DWS has launched its new institutional ESG Infrastructure Debt Fund (EIDF), which will focus on European sustainability themed infrastructure sectors which contribute towards making society and economies more sustainable.

ESG will play a key factor in all strategic allocations for the fund, targeting sectors including: renewable energy, digital, energy efficiency/utilities, clean mobility/transportation and social infrastructure.
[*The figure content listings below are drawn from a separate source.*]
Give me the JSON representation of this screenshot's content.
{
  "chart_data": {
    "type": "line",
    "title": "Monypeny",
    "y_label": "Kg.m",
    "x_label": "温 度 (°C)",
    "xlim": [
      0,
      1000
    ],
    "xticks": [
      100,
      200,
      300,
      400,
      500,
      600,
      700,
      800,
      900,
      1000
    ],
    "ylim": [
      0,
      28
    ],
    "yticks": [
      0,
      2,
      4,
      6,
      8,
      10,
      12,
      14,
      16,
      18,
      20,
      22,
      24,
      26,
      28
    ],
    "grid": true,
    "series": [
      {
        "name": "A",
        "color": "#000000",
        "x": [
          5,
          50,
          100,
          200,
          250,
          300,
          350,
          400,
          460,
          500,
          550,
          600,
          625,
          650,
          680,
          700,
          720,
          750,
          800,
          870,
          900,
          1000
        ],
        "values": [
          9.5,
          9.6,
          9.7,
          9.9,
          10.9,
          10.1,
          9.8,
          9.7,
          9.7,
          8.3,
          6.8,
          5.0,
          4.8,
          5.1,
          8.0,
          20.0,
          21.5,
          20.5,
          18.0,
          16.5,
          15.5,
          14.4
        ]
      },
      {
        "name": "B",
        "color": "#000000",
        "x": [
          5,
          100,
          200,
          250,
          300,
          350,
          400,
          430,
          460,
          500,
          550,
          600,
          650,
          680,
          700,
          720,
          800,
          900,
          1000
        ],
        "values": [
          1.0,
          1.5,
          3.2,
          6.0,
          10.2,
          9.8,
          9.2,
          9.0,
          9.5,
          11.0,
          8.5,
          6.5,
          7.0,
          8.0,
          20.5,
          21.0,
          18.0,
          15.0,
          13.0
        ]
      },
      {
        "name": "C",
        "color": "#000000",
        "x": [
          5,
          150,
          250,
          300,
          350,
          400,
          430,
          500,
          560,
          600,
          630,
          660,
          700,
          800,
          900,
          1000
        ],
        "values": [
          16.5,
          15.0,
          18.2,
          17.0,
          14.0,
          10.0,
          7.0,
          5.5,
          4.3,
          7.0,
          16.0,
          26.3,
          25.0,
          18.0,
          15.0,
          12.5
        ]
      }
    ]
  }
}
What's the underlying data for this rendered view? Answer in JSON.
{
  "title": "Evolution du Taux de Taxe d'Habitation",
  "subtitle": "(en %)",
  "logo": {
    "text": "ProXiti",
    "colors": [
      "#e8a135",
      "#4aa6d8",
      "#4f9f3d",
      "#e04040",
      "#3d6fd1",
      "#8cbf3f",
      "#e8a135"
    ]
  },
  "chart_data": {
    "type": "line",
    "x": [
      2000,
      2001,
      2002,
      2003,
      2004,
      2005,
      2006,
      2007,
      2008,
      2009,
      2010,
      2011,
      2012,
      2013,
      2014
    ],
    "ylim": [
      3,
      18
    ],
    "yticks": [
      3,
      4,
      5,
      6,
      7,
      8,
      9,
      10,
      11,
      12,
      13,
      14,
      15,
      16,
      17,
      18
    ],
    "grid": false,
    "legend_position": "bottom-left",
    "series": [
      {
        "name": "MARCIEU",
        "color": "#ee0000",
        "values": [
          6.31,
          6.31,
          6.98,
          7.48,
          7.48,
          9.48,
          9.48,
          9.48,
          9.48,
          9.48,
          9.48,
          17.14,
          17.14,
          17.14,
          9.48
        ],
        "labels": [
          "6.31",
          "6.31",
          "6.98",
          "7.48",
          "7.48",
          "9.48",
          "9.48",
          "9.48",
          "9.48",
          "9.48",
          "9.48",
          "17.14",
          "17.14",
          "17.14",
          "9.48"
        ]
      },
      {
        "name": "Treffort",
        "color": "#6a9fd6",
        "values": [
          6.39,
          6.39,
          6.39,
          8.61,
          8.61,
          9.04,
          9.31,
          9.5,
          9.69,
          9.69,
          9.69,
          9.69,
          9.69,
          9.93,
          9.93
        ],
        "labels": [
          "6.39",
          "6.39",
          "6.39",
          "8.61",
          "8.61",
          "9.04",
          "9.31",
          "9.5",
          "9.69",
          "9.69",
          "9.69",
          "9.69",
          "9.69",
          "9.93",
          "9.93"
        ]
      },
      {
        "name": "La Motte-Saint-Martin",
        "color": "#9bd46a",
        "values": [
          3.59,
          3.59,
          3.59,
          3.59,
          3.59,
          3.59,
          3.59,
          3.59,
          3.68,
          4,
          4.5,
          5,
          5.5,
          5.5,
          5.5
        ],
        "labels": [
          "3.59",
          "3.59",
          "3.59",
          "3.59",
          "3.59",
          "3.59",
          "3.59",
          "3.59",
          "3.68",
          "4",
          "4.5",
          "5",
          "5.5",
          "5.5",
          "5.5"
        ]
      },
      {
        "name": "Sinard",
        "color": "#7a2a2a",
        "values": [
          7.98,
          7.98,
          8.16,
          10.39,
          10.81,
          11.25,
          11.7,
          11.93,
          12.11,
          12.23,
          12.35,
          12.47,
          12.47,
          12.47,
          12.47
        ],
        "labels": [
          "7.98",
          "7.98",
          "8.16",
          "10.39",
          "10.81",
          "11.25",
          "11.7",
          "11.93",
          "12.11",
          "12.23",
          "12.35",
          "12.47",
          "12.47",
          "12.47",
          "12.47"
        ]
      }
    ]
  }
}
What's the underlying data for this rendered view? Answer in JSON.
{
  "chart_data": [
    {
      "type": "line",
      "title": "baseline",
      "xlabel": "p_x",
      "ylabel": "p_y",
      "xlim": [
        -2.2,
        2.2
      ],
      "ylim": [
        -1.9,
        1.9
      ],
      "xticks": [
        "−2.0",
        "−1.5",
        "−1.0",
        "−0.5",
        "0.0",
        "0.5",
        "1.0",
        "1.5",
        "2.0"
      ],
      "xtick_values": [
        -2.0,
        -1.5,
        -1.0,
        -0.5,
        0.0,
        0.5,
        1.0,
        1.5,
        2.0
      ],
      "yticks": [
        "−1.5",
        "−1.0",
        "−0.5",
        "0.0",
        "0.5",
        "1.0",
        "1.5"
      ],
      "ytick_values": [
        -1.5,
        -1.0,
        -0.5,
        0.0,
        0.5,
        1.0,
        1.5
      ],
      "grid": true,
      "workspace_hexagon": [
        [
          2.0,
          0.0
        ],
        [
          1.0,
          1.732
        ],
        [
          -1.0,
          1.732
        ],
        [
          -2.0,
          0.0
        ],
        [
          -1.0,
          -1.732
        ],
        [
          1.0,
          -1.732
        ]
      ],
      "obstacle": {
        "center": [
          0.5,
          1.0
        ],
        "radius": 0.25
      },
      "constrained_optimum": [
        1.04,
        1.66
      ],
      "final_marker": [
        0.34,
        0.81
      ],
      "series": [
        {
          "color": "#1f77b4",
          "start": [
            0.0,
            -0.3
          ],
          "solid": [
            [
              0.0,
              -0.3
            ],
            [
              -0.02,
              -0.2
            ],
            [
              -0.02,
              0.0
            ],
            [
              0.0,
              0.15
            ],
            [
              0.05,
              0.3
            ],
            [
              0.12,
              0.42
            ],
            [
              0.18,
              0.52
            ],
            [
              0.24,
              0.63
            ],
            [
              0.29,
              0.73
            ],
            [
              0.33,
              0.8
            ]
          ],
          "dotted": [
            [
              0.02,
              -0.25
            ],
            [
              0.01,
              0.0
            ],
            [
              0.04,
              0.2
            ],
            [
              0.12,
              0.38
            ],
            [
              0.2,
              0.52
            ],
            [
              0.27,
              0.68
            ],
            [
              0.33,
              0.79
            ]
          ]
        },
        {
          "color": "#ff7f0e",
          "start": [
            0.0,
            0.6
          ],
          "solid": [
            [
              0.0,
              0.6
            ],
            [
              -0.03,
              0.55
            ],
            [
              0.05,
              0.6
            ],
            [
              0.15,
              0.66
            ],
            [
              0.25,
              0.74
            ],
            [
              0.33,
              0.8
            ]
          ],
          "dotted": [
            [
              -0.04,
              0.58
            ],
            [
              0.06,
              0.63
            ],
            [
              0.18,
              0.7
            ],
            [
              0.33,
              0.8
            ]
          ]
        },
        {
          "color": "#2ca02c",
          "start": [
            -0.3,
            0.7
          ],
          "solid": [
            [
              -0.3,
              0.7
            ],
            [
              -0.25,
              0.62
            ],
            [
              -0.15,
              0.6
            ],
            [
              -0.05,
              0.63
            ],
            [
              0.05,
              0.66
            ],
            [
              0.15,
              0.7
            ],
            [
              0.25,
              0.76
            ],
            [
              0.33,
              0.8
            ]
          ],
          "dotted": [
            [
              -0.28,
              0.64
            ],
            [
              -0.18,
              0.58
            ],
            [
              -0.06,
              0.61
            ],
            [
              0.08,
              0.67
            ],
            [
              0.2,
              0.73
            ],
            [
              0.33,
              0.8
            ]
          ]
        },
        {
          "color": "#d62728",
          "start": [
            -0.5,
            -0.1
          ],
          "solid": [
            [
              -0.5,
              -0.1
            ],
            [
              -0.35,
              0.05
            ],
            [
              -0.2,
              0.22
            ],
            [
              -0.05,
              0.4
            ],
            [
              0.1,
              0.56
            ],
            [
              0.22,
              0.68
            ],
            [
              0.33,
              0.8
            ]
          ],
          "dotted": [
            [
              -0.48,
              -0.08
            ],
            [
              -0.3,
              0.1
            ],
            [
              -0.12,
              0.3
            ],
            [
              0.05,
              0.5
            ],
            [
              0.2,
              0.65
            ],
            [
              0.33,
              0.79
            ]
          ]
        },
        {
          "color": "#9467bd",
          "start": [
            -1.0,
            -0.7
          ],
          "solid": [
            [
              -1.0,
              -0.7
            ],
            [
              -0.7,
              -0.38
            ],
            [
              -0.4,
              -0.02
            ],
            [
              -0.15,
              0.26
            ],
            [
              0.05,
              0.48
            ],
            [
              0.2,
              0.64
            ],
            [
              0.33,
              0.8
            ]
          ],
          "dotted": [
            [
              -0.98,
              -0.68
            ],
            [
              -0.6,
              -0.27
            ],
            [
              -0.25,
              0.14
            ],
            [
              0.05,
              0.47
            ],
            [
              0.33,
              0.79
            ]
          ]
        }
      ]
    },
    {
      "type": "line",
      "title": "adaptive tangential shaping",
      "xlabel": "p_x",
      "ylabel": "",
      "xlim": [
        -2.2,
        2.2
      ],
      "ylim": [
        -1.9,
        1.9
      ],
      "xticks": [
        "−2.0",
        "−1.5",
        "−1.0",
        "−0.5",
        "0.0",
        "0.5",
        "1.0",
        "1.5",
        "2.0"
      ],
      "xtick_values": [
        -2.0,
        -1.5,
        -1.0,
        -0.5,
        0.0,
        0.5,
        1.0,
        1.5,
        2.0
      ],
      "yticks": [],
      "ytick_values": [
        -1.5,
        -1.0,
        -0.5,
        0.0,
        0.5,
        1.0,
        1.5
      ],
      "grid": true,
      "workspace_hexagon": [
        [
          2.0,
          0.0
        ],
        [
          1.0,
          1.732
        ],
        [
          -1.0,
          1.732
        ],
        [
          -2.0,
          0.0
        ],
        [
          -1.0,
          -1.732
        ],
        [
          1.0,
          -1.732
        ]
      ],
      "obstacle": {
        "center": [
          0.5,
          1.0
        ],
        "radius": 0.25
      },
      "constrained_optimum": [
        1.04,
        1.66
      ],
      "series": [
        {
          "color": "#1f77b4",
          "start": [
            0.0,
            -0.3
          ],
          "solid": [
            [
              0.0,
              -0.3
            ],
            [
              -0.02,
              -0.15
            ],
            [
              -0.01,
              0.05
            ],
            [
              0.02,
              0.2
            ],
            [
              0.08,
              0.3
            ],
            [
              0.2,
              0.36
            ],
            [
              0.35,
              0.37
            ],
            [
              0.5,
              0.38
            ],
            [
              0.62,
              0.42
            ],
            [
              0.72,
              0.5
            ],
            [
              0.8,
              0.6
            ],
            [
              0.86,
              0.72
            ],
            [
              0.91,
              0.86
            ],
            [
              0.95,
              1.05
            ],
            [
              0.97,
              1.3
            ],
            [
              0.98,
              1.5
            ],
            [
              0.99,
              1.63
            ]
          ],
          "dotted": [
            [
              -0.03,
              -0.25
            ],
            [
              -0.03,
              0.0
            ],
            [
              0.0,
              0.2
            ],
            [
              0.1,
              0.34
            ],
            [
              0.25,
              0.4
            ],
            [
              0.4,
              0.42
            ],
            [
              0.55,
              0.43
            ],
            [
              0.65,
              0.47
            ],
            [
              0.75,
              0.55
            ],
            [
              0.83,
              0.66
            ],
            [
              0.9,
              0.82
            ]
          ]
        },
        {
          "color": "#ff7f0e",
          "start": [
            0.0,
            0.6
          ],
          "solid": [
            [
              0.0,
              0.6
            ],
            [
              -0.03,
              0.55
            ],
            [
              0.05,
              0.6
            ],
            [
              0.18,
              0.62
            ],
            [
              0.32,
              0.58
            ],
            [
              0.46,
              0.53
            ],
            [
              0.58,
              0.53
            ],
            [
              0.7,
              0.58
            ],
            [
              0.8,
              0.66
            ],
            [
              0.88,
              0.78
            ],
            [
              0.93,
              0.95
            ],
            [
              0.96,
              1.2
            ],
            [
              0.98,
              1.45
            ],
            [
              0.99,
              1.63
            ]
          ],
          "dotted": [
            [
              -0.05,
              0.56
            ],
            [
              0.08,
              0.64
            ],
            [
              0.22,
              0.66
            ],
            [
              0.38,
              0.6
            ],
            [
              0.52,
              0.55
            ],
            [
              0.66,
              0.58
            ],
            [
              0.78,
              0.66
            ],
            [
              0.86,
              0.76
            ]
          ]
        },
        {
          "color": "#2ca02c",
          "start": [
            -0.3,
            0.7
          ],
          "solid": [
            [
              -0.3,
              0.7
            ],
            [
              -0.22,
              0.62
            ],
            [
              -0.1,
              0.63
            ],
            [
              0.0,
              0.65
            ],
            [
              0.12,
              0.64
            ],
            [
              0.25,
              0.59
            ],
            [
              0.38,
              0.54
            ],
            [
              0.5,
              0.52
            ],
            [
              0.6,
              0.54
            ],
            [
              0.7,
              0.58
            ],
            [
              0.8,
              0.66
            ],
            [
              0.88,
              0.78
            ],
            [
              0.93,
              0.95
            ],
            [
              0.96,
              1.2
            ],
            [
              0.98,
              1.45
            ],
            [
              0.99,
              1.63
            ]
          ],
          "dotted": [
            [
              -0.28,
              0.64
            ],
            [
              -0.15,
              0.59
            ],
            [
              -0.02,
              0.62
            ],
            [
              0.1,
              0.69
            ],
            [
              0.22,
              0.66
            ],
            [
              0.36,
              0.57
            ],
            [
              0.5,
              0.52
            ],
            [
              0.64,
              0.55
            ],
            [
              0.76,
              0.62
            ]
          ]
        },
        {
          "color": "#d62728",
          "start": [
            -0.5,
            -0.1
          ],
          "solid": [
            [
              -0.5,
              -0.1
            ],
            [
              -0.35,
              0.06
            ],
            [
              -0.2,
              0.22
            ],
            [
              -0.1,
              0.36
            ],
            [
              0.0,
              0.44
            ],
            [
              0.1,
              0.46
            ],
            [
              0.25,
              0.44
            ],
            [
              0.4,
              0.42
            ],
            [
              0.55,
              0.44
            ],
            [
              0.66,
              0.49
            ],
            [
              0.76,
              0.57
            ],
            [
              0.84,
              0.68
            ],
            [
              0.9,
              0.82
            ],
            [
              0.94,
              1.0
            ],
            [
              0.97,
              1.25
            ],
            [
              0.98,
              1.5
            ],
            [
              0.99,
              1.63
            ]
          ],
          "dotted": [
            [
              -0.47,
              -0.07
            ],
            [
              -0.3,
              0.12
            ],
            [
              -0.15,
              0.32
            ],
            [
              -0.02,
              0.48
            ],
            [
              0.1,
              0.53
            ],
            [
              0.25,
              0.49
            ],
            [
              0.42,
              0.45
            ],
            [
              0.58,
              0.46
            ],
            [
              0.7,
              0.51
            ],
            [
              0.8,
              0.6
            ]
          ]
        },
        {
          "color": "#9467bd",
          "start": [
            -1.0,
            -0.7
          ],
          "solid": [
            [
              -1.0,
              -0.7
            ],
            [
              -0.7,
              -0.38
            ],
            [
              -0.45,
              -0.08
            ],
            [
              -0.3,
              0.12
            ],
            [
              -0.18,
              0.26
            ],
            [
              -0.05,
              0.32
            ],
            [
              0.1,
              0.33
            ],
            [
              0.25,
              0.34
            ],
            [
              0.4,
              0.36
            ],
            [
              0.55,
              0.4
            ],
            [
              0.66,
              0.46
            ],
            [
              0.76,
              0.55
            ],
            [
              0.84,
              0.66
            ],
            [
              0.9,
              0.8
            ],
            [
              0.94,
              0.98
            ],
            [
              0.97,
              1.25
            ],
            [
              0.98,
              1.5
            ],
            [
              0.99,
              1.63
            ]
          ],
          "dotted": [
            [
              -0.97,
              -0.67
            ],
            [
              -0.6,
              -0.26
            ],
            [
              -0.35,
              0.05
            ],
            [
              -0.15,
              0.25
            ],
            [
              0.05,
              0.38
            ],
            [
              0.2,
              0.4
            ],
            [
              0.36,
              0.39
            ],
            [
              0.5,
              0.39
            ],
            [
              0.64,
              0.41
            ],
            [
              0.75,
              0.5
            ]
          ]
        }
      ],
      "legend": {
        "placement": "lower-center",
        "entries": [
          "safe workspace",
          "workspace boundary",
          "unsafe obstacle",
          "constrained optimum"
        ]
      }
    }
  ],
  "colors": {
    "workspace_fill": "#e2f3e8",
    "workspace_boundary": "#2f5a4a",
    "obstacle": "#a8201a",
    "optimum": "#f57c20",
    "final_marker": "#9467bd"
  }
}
It will make 10-15 private infrastructure debt investments (loans and notes) with circa 70 per cent across senior debt, and circa 30 per cent in junior debt with a positive ESG contribution essential for the investment decision making process. With the aim to deliver sustainable returns, it will target net yield income of 3.5 per cent per annum (4.0 per cent gross) and receive favourable Solvency II treatment.
 
DWS has received the highest rating from independent ESG ratings and research agency Vigeo Eiris on the alignment of EIDF with the definitions of sustainability activities by internationally recognised standards.
 
“EIDF was launched in response to clear investor demand for infrastructure, for debt, and for sustainable products. We believe insurance companies, pension funds and investors looking for a source of duration, diversification and return premium in a low-yielding, fixed income environment will be particularly interested in this fund,” says Sundeep Vyas, Head of Infrastructure Debt, Europe at DWS.

“Covid-19 has accelerated a number of key trends, particularly the focus on sustainability. With assets in the ESG space at the forefront of our society and supporting megatrends of the future, we are extremely proud to be a first mover in this space. Investors have the opportunity to use their capital to drive concrete societal change,” concludes Hamish Mackenzie, Head of Infrastructure at DWS.